Low oxygen partial pressure acts on the chemoreceptors of the carotid body and aortic body, which can reflexly excite the respiratory center, enhance respiratory movement, increase the respiratory rate and even cause respiratory distress. When the degree of hypoxia slowly increases, this reflexivity The role of excitement of the respiratory center will become dull, and the direct effect of hypoxia on the respiratory center at this time is an inhibitory effect. The body gradually adapts to the hypoxic environment, the sensitivity of hypoxic reaction decreases, and the adaptability of the reaction threshold increases. This phenomenon is called passivation. The weakened response of the respiratory center to hypoxia and/or high CO2 stimulation during sleep can induce breathing disorders, delay the patient’s awakening, extend the duration of apnea, and thereby aggravate hypoxemia , long-term repeated hypoxemia It may directly damage the respiratory central neurons of the patient .

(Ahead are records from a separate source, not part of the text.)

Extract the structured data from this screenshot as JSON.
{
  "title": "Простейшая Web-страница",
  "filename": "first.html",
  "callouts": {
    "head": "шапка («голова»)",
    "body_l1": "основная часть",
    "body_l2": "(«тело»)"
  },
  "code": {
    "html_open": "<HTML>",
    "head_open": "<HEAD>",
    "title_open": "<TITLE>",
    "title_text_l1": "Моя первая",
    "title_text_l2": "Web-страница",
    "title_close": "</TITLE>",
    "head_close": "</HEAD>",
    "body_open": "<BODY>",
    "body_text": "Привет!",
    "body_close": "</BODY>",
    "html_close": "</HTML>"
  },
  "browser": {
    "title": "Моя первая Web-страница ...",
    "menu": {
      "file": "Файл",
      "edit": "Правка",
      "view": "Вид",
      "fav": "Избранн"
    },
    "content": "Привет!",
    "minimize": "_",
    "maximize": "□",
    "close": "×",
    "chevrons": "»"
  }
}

4. The effect of hypoxia on renal function

At present, some researchers have proposed that chronic hypoxia is one of the reasons for the progression of kidney disease [3s, the main pathological manifestations of renal hypoxia are swelling of capillary endothelial cells in the glomerulus, turbid swelling and watery degeneration of renal tubular epithelial cells, and interstitial The number of internal blood vessels is increased, dilated and congested, and the blood vessel wall is obviously thickened.

Chronic hypoxia can induce the proliferation of glomerular mesangial cells and increase the production of extracellular matrix. It also induces the up-regulation of transforming growth factor β1 expression in renal tubular epithelial cells, resulting in down-regulation of matrix metalloproteinases and up-regulation of tissue inhibitors of metalloproteinases, leading to extracellular matrix degradation Accumulation, further acting on renal interstitial fibroblasts, participating in renal interstitial fibrosis.

Hypoxia causes glomerular cell mitochondria swelling and stroma focal edema; renal tubular epithelial cell microvilli are shortened, scarce, cytoplasmic edema, and mitochondrial swelling, which in turn leads to glomerular endothelial cell apoptosis. Hypoxia causes antidiuretic hormone in the body. , Catecholamine secretion increases, promotes the release of renin, and then the formation of vascular tension, which leads to renal artery contraction and renal blood perfusion decrease.